The '446 patent contains twelve independent claims; the claims cover actual compositions of the nifedipine drug, methods of making the drug, and methods of treatment using the drug. Each claim specifies a SSA range for the nifedipine crystal used. Claim 1, which Bayer asserts against Elan, is representative of the composition
claims and recites the broadest SSA range:
1. A solid pharmaceutical composition comprising as the active ingredient an effective amount of nifedipine crystals with a specific surface area of 1.0 to 4 m2/g, in admixture with a solid diluent, to result in a sustained release of nifedipine.
'446 patent, col. 5, ll. 30-34.
C. Elan's ANDA
Elan submitted an ANDA to the FDA on April 30, 1997, seeking approval for a product that is bioequivalent to Bayer's ADALAT CC product. Elan's ANDA covers a once-daily formulation of nifedipine--an extended release tablet dosage form containing 30 mg of nifedipine. With its ANDA, Elan filed a Certificate of Quality and Analysis ("COA"). The COA related to an analysis performed by Freiberger NE-Metall GmbH ("FNM"), an independent laboratory, on April 17, 1996 with respect to the micronized--finely ground--nifedipine provided to Elan by its nifedipine supplier, Arzneimittelwerk Dresden GmbH ("AWD"). According to the COA, the measured SSA of the micronized AWD nifedipine crystals was 6.15 m2/g. The tablets made from these micronized nifedipine crystals and tested for the ANDA process are referred to by the parties as the "biobatch." Elan also filed with its ANDA a Paragraph IV certification, in which it stated that its nifedipine composition did not infringe the '446 patent or Bayer's United States Patent No. 4,892,741 (the "'741 patent"). On July 8, 1997, Elan sent Bayer, as required by 21 U.S.C. § 505(j)(2)(B)(ii), notice of its ANDA and its Paragraph IV certification, noting that the SSA of its nifedipine was outside any of the '446 patent's claimed SSA ranges.

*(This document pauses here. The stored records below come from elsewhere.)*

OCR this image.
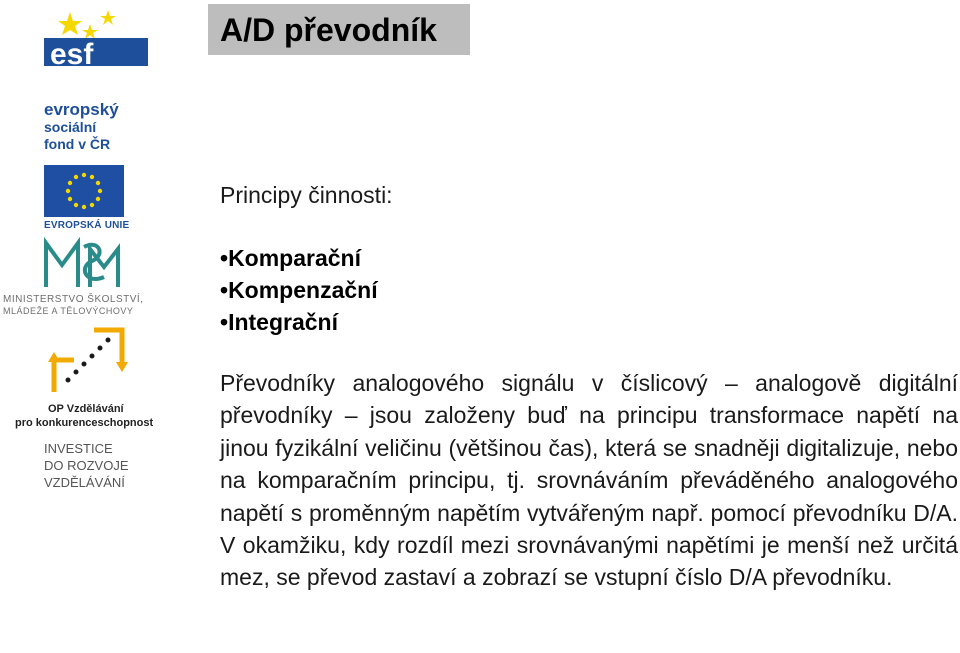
esf
evropský
sociální
fond v ČR
EVROPSKÁ UNIE
MINISTERSTVO ŠKOLSTVÍ,
MLÁDEŽE A TĚLOVÝCHOVY
OP Vzdělávání
pro konkurenceschopnost
INVESTICE
DO ROZVOJE
VZDĚLÁVÁNÍ
A/D převodník
Principy činnosti:
• Komparační
• Kompenzační
• Integrační

Převodníky analogového signálu v číslicový – analogově digitální převodníky – jsou založeny buď na principu transformace napětí na jinou fyzikální veličinu (většinou čas), která se snadněji digitalizuje, nebo na komparačním principu, tj. srovnáváním převáděného analogového napětí s proměnným napětím vytvářeným např. pomocí převodníku D/A. V okamžiku, kdy rozdíl mezi srovnávanými napětími je menší než určitá mez, se převod zastaví a zobrazí se vstupní číslo D/A převodníku.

On March 18, 1998, Elan amended its ANDA by stating that it had revised the specification for its composition so that the composition only covered nifedipine crystals of a SSA of 5 m2/g or greater. On October 23, 1998, in response to the FDA's request for Elan to define its method of testing and its testing commitment to ensure the nifedipine's SSA, Elan stated that it intended to measure the SSA of its nifedipine no more than five business days before tablet manufacture and that it would discard any nifedipine having a SSA of less than 5 m2/g.